Over the course of a few days, Koichi discovers the secret ambition of his brother, totally swallowed up by his desire for money: Eiichi is forcing women into prostitution. Eiichi, who wants vengeance at all cost against the Okamuras, starts to persecute them: he offers work to Yuki, the eldest, in a lingerie bar; she agrees, because of the financial problem of the Okamuras. Eiichi also gives lingerie to Risa, the youngest, and he kidnaps Emi. This prompts Koichi to turn against his brother and infiltrate his office to rescue her. After rescuing her, there will be several possible endings, depending on whether the player chose to have sex with Risa, Yuki, his schoolmates, or some combination of the above. If he didn't, then Koichi survives after the building catches fire. Eiichi burns to death inside the building, trying to keep the money with him. Emi confesses her love for Koichi, and the three sisters' father returns home.

==Development and release==
Three Sister' Story was developed by JAST. JAST had formed in 1985 and developed and published one of the early proto-types to dating sim games with Tenshitachi no Gogo (1985). JAST would continue to make eroge (Japanese erotic games) until their bankruptcy in 2001. Three Sisters' Story was released in Japan in February 1996.
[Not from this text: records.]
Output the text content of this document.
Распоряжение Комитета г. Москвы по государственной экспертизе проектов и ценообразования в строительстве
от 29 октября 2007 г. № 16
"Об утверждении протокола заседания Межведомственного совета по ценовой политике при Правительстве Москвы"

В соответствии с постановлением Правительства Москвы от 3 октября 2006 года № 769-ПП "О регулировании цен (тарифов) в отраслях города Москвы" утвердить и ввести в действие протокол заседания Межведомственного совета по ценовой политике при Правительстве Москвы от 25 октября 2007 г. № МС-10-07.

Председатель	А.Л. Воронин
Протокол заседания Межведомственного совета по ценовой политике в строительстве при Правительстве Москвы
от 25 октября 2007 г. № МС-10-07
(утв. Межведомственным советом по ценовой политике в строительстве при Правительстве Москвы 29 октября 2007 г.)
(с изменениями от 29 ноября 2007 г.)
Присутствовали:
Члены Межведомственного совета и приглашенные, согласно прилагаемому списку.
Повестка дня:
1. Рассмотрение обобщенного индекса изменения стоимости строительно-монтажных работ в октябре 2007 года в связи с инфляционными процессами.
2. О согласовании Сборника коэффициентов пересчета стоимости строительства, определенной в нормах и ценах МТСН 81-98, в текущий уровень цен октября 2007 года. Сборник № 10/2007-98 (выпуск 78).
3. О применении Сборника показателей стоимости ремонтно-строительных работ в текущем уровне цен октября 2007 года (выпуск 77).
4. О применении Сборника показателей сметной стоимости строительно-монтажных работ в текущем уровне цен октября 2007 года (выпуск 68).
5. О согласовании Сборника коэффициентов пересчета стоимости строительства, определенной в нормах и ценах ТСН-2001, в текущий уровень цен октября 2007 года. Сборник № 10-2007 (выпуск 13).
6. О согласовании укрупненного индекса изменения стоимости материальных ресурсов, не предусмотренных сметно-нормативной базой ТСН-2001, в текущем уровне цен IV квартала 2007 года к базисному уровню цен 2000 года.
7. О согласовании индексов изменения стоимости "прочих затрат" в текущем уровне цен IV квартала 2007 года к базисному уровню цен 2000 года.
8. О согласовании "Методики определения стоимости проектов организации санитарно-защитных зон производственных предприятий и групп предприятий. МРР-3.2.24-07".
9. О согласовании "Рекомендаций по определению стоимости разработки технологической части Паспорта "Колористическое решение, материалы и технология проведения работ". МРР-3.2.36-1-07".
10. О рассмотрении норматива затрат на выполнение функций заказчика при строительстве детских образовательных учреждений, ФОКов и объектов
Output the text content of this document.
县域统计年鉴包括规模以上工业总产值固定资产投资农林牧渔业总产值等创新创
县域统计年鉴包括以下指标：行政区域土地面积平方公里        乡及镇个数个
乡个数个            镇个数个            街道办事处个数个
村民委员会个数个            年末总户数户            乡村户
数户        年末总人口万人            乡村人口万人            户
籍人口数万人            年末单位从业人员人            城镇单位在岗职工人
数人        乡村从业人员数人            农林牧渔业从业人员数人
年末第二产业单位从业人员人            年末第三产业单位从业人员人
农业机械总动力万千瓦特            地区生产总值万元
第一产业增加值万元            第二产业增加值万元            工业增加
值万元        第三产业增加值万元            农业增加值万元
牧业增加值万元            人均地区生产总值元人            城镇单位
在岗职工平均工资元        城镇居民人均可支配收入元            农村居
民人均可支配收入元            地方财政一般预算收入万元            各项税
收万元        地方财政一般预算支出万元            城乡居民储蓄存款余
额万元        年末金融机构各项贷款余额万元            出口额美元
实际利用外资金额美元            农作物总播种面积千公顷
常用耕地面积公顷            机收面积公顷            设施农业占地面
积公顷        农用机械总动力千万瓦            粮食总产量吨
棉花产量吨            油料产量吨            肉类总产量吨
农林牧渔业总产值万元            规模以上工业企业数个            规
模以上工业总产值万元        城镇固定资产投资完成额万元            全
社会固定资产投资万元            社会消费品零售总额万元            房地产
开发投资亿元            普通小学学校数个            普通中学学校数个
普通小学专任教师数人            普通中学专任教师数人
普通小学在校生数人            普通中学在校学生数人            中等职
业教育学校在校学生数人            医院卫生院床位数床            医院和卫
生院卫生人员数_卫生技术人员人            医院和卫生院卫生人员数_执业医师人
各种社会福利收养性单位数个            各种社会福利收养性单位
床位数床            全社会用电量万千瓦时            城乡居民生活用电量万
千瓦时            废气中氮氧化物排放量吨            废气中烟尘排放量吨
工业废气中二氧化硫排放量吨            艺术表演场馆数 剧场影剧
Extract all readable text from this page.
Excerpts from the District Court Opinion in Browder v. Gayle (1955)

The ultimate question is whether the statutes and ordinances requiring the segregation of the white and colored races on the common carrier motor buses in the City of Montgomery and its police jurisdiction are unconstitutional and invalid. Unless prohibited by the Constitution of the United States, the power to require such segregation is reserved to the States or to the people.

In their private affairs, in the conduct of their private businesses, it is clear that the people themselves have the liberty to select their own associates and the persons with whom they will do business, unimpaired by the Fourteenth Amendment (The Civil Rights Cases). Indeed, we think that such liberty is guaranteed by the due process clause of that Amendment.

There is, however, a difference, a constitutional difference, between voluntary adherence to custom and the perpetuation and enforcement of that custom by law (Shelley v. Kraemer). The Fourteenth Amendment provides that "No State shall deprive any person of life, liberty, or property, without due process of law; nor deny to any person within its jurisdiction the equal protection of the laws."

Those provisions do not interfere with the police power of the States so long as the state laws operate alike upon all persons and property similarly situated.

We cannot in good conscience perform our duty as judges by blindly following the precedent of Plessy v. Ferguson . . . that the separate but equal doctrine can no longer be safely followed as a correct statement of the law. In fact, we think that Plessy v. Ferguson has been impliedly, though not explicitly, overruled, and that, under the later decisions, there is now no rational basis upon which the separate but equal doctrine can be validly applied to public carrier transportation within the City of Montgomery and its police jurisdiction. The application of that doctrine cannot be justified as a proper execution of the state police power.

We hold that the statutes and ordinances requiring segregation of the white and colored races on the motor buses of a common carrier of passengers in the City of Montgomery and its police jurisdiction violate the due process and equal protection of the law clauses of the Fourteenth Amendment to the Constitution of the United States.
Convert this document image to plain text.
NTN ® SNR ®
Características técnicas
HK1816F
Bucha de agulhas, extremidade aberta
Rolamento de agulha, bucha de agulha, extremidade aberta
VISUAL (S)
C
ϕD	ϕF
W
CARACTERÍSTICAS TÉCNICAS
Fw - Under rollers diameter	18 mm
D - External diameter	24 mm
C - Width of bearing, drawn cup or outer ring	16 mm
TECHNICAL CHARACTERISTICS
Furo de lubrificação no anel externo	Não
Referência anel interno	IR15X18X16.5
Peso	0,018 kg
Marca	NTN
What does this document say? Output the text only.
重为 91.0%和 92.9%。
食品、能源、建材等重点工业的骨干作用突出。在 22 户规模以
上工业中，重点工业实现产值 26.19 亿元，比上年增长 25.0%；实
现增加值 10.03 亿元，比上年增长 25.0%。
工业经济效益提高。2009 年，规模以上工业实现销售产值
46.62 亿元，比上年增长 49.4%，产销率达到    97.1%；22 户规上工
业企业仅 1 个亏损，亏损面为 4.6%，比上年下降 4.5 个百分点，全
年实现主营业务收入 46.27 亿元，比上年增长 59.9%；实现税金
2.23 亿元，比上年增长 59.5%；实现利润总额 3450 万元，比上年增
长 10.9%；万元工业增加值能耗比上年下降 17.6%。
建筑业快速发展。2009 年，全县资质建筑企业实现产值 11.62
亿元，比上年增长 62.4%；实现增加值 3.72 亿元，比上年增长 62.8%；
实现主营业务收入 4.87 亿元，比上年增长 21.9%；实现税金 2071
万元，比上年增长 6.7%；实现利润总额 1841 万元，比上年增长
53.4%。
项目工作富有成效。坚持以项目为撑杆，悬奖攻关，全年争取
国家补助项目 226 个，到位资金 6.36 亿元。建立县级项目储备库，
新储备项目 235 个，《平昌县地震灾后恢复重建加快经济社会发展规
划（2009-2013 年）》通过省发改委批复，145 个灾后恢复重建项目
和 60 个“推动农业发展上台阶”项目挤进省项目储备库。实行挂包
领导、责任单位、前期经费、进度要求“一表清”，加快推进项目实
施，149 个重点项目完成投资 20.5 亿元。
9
The web shop J-List which partnered with JAST to distribute Japanese games as JAST USA in 1996. The company briefly sold titles such as Three Sisters' Story and Season of the Sakura (1996) as a company named Sakura Soft. JAST USA's founder Peter Payne later said "We often take our cues from Japanese companies, and one thing a lot of them do is create brands for publishing of different games." The game was released in the United States on November 27, 1996. It was released for Windows 95 and MS-DOS and based computers and was JAST USA's first release.

==Reception==

The magazine Animeco praised the story, graphics, music and small filesize, with some reservations about occasional wordiness and instances when there is only one shown choice.

Will Porter of PC Zone discussed Three Sisters' Story in his article about controversial games, saying that while various Japanese games featuring hentai scenes could be mentioned, he highlighted the game due to the player being required to torture and rape their female nemesis with a baton in order to be given relevant information in the game.
By 2019, the game was one of the ten games banned by the Classification Office of New Zealand. It was among the six games banned due to graphic sexual content. Along with RapeLay (2006), the office was concerned with Three Sisters' Story as a game which legitimized sexual violation in a way that was intended to arouse the player.